Le mot-dièse « #lesdéputésdunitrate », lancé par les familles des victimes du drame du 4 août s’est répandu comme une traînée de poudre sur twitter. Les photos des 28 signataires de la pétition ont été publiées sur les réseaux sociaux avec des commentaires les accusant d’obstruction à la justice. La campagne a provoqué un grand embarras au sein de la classe politique traditionnelle, poussant plusieurs signataires de la pétition parlementaire à retirer leur signature.

La campagne s’est intensifiée avec l’apparition d’autres hashtag, comme « les députés de la honte », ou « la racaille de la nation ». Des milliers d’internautes ont suivi ces mots-clés appelant à la levée de l’immunité parlementaire.
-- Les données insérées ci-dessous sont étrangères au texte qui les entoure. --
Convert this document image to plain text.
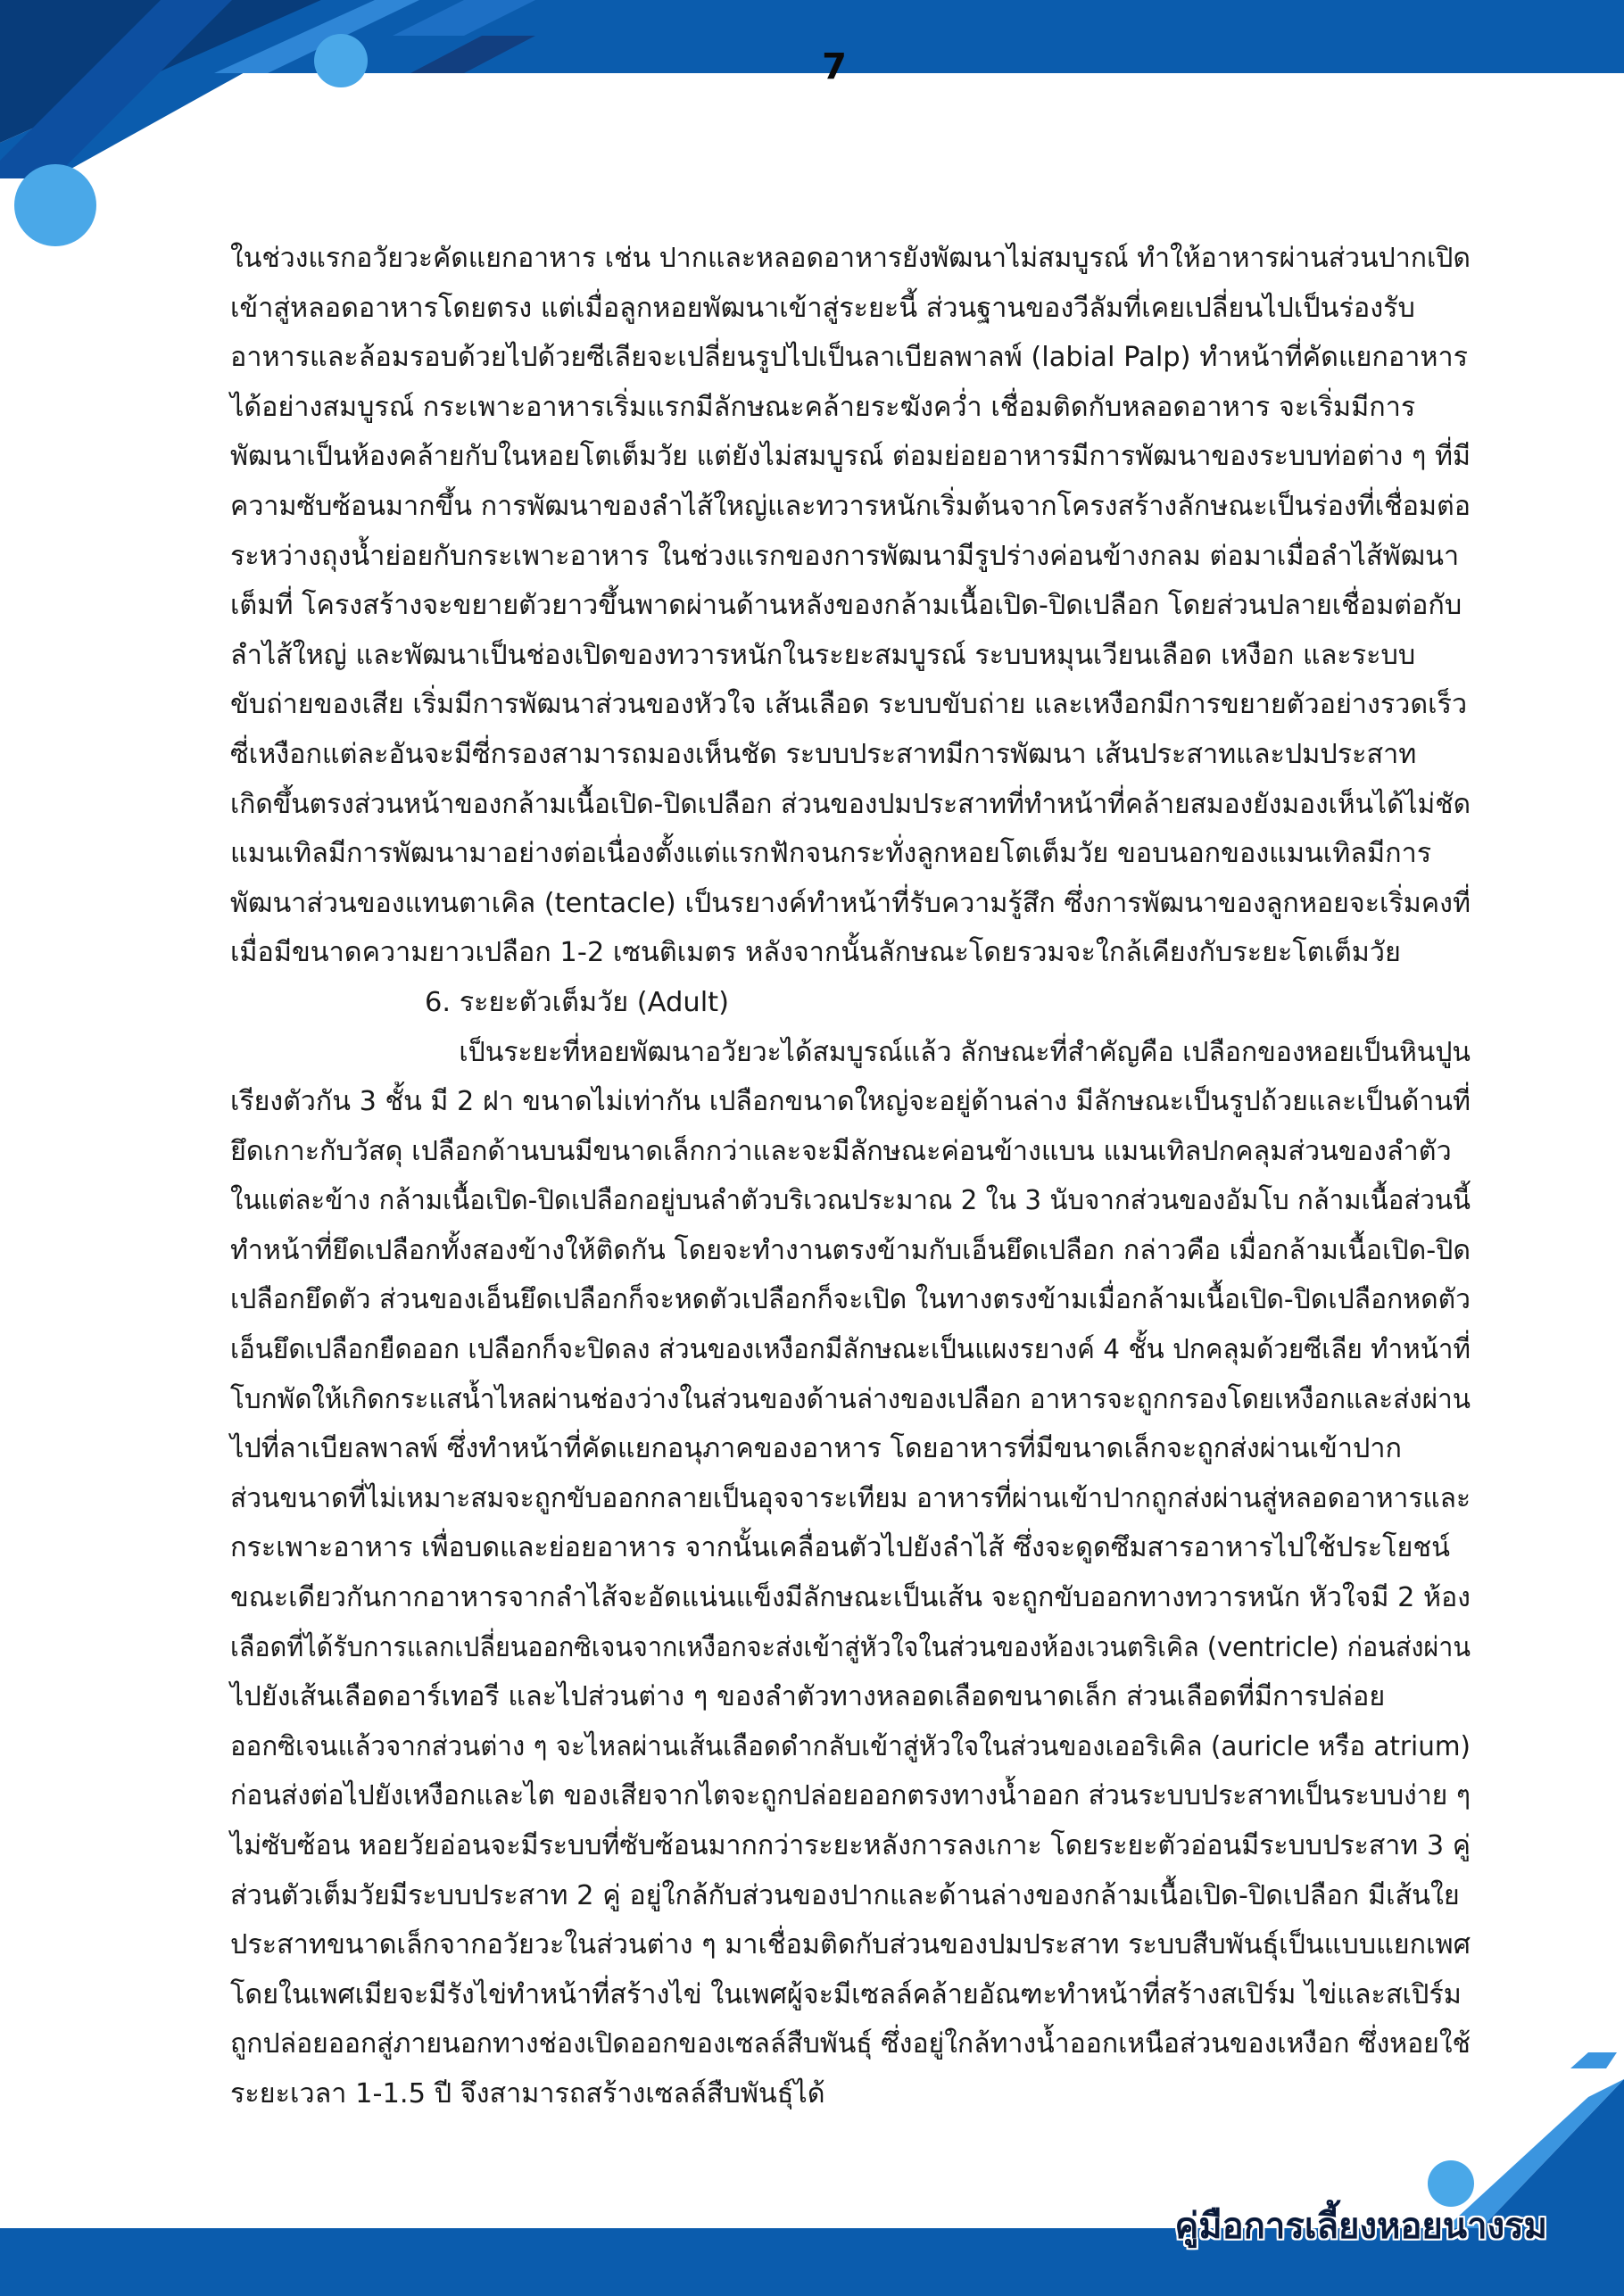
7
ในช่วงแรกอวัยวะคัดแยกอาหาร เช่น ปากและหลอดอาหารยังพัฒนาไม่สมบูรณ์ ทำให้อาหารผ่านส่วนปากเปิด
เข้าสู่หลอดอาหารโดยตรง แต่เมื่อลูกหอยพัฒนาเข้าสู่ระยะนี้ ส่วนฐานของวีลัมที่เคยเปลี่ยนไปเป็นร่องรับ
อาหารและล้อมรอบด้วยไปด้วยซีเลียจะเปลี่ยนรูปไปเป็นลาเบียลพาลพ์ (labial Palp) ทำหน้าที่คัดแยกอาหาร
ได้อย่างสมบูรณ์ กระเพาะอาหารเริ่มแรกมีลักษณะคล้ายระฆังคว่ำ เชื่อมติดกับหลอดอาหาร จะเริ่มมีการ
พัฒนาเป็นห้องคล้ายกับในหอยโตเต็มวัย แต่ยังไม่สมบูรณ์ ต่อมย่อยอาหารมีการพัฒนาของระบบท่อต่าง ๆ ที่มี
ความซับซ้อนมากขึ้น การพัฒนาของลำไส้ใหญ่และทวารหนักเริ่มต้นจากโครงสร้างลักษณะเป็นร่องที่เชื่อมต่อ
ระหว่างถุงน้ำย่อยกับกระเพาะอาหาร ในช่วงแรกของการพัฒนามีรูปร่างค่อนข้างกลม ต่อมาเมื่อลำไส้พัฒนา
เต็มที่ โครงสร้างจะขยายตัวยาวขึ้นพาดผ่านด้านหลังของกล้ามเนื้อเปิด-ปิดเปลือก โดยส่วนปลายเชื่อมต่อกับ
ลำไส้ใหญ่ และพัฒนาเป็นช่องเปิดของทวารหนักในระยะสมบูรณ์ ระบบหมุนเวียนเลือด เหงือก และระบบ
ขับถ่ายของเสีย เริ่มมีการพัฒนาส่วนของหัวใจ เส้นเลือด ระบบขับถ่าย และเหงือกมีการขยายตัวอย่างรวดเร็ว
ซี่เหงือกแต่ละอันจะมีซี่กรองสามารถมองเห็นชัด ระบบประสาทมีการพัฒนา เส้นประสาทและปมประสาท
เกิดขึ้นตรงส่วนหน้าของกล้ามเนื้อเปิด-ปิดเปลือก ส่วนของปมประสาทที่ทำหน้าที่คล้ายสมองยังมองเห็นได้ไม่ชัด
แมนเทิลมีการพัฒนามาอย่างต่อเนื่องตั้งแต่แรกฟักจนกระทั่งลูกหอยโตเต็มวัย ขอบนอกของแมนเทิลมีการ
พัฒนาส่วนของแทนตาเคิล (tentacle) เป็นรยางค์ทำหน้าที่รับความรู้สึก ซึ่งการพัฒนาของลูกหอยจะเริ่มคงที่
เมื่อมีขนาดความยาวเปลือก 1-2 เซนติเมตร หลังจากนั้นลักษณะโดยรวมจะใกล้เคียงกับระยะโตเต็มวัย
6. ระยะตัวเต็มวัย (Adult)
เป็นระยะที่หอยพัฒนาอวัยวะได้สมบูรณ์แล้ว ลักษณะที่สำคัญคือ เปลือกของหอยเป็นหินปูน
เรียงตัวกัน 3 ชั้น มี 2 ฝา ขนาดไม่เท่ากัน เปลือกขนาดใหญ่จะอยู่ด้านล่าง มีลักษณะเป็นรูปถ้วยและเป็นด้านที่
ยึดเกาะกับวัสดุ เปลือกด้านบนมีขนาดเล็กกว่าและจะมีลักษณะค่อนข้างแบน แมนเทิลปกคลุมส่วนของลำตัว
ในแต่ละข้าง กล้ามเนื้อเปิด-ปิดเปลือกอยู่บนลำตัวบริเวณประมาณ 2 ใน 3 นับจากส่วนของอัมโบ กล้ามเนื้อส่วนนี้
ทำหน้าที่ยึดเปลือกทั้งสองข้างให้ติดกัน โดยจะทำงานตรงข้ามกับเอ็นยึดเปลือก กล่าวคือ เมื่อกล้ามเนื้อเปิด-ปิด
เปลือกยึดตัว ส่วนของเอ็นยึดเปลือกก็จะหดตัวเปลือกก็จะเปิด ในทางตรงข้ามเมื่อกล้ามเนื้อเปิด-ปิดเปลือกหดตัว
เอ็นยึดเปลือกยืดออก เปลือกก็จะปิดลง ส่วนของเหงือกมีลักษณะเป็นแผงรยางค์ 4 ชั้น ปกคลุมด้วยซีเลีย ทำหน้าที่
โบกพัดให้เกิดกระแสน้ำไหลผ่านช่องว่างในส่วนของด้านล่างของเปลือก อาหารจะถูกกรองโดยเหงือกและส่งผ่าน
ไปที่ลาเบียลพาลพ์ ซึ่งทำหน้าที่คัดแยกอนุภาคของอาหาร โดยอาหารที่มีขนาดเล็กจะถูกส่งผ่านเข้าปาก
ส่วนขนาดที่ไม่เหมาะสมจะถูกขับออกกลายเป็นอุจจาระเทียม อาหารที่ผ่านเข้าปากถูกส่งผ่านสู่หลอดอาหารและ
กระเพาะอาหาร เพื่อบดและย่อยอาหาร จากนั้นเคลื่อนตัวไปยังลำไส้ ซึ่งจะดูดซึมสารอาหารไปใช้ประโยชน์
ขณะเดียวกันกากอาหารจากลำไส้จะอัดแน่นแข็งมีลักษณะเป็นเส้น จะถูกขับออกทางทวารหนัก หัวใจมี 2 ห้อง
เลือดที่ได้รับการแลกเปลี่ยนออกซิเจนจากเหงือกจะส่งเข้าสู่หัวใจในส่วนของห้องเวนตริเคิล (ventricle) ก่อนส่งผ่าน
ไปยังเส้นเลือดอาร์เทอรี และไปส่วนต่าง ๆ ของลำตัวทางหลอดเลือดขนาดเล็ก ส่วนเลือดที่มีการปล่อย
ออกซิเจนแล้วจากส่วนต่าง ๆ จะไหลผ่านเส้นเลือดดำกลับเข้าสู่หัวใจในส่วนของเออริเคิล (auricle หรือ atrium)
ก่อนส่งต่อไปยังเหงือกและไต ของเสียจากไตจะถูกปล่อยออกตรงทางน้ำออก ส่วนระบบประสาทเป็นระบบง่าย ๆ
ไม่ซับซ้อน หอยวัยอ่อนจะมีระบบที่ซับซ้อนมากกว่าระยะหลังการลงเกาะ โดยระยะตัวอ่อนมีระบบประสาท 3 คู่
ส่วนตัวเต็มวัยมีระบบประสาท 2 คู่ อยู่ใกล้กับส่วนของปากและด้านล่างของกล้ามเนื้อเปิด-ปิดเปลือก มีเส้นใย
ประสาทขนาดเล็กจากอวัยวะในส่วนต่าง ๆ มาเชื่อมติดกับส่วนของปมประสาท ระบบสืบพันธุ์เป็นแบบแยกเพศ
โดยในเพศเมียจะมีรังไข่ทำหน้าที่สร้างไข่ ในเพศผู้จะมีเซลล์คล้ายอัณฑะทำหน้าที่สร้างสเปิร์ม ไข่และสเปิร์ม
ถูกปล่อยออกสู่ภายนอกทางช่องเปิดออกของเซลล์สืบพันธุ์ ซึ่งอยู่ใกล้ทางน้ำออกเหนือส่วนของเหงือก ซึ่งหอยใช้
ระยะเวลา 1-1.5 ปี จึงสามารถสร้างเซลล์สืบพันธุ์ได้
คู่มือการเลี้ยงหอยนางรม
Devant l’ampleur des protestations virtuelles, le barreau de Beyrouth a levé l’immunité de deux des députés, qui sont en même temps avocats, autorisant leur comparution devant la justice pénale.

Malgré les pressions, le Parlement n’a donné aucun signe montrant qu’il ferait marche arrière et autoriserait que trois de ses membres soient jugés devant une cour pénale. Les dirigeants de la Chambre se barricadent derrière le texte constitutionnel, même si cet argument ne satisfait pas l’écrasante majorité des Libanais.

En tout cas, les familles des victimes et les militants de la société ne baissent pas les bras. Les appels à manifester le 4 août se multiplient sur les réseaux sociaux et la mobilisation promet d’être importante.